I must say I couldn't live without my rotary cutter and 24” ruler. Thanks to this bee, I've also just started glue basting and am surprised how much I like that!
Who is your favorite fictional character?
Kinsey Millhone from Sue Grafton's alphabet mysteries. She is clever, strong, tenacious, and brave.
Time for the Tutorial
There is a great tutorial by Elizabeth found on her blog Don't Call Me Betsy. The color scheme I've chosen is all the colors of the rainbow! I'd like you to use a variety of print fabrics, if possible (a solid here or there is absolutely fine), that read red, orange, yellow, green, blue, indigo, or violet. I'd like to make the quilt as scrappy as possible, with as many of the colors of the rainbow in each wheel, so don't hold back! No real rules, just veer away from pastels and print fabrics that have a lot of white in them. (I found that the block really popped when the print fabrics didn't have much white in them. I would like the solid fabric to be your favorite white. (I used Kona white.)

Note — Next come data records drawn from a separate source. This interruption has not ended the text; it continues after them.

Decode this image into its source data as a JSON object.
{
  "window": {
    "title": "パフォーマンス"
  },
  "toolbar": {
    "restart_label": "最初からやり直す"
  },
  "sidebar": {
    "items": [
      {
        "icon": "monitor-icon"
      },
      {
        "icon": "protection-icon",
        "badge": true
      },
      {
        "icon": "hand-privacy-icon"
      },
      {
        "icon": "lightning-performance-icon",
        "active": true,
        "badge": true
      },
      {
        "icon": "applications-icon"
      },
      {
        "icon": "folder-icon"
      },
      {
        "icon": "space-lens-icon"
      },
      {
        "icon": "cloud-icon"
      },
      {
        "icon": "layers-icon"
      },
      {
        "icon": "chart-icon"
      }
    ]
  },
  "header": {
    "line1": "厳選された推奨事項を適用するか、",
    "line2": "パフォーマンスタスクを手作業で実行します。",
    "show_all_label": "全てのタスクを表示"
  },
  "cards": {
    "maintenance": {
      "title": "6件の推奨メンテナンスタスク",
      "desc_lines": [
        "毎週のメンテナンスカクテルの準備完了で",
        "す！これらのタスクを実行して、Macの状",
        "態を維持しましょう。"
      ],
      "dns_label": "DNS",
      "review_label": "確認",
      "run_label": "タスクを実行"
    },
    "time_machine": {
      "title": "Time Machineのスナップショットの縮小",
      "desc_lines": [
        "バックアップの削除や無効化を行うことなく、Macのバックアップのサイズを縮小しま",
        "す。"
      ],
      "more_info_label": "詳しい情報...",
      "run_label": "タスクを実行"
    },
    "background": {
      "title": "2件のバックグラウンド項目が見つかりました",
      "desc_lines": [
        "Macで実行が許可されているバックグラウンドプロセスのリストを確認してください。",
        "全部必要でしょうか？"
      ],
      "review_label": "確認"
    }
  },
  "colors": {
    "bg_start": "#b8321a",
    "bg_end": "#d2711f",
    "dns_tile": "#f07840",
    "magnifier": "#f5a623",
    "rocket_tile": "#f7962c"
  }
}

Here's my fabric pull for the prints. I pulled more prints than needed, but wanted some flexibility to play around with when putting the block together.
You will need to cut:
8 - 4.25” squares white fabric
8 - 4.25” squares various print fabrics
8 - 3.5” squares various print fabrics
Here's how I made my half-square triangles. (HSTs) Draw a diagonal line on each of your white squares. (I use the Quick Quarter Ruler and Dritz Mark B-Gone marking pen for marking my squares, but it certainly can be done without using those tools.) Pair each square of white with a 4.25” print fabric, right sides together. Keep the white squares with the line on top of each pair.
Stitch a scant 1/4” seam on both sides of the diagonal line. I like to chain piece these pairs.
Cut each sewn pair along the diagonal line into two HSTs. Press each HST toward the print and snip off the ears. Trim each HST to a 3.5” square.
Lay out your HSTs and 3.5” print fabric squares into this arrangement for the block
Stitch pairs together, then stitch pairs into rows, then stitch your rows together into the finished block.
Easy-peasy! Your block will measure 12.5” square.
Let me know if you have any questions. Thanks in advance for sharing your creativity with me. I can't wait to see what your fabulous blocks will look like!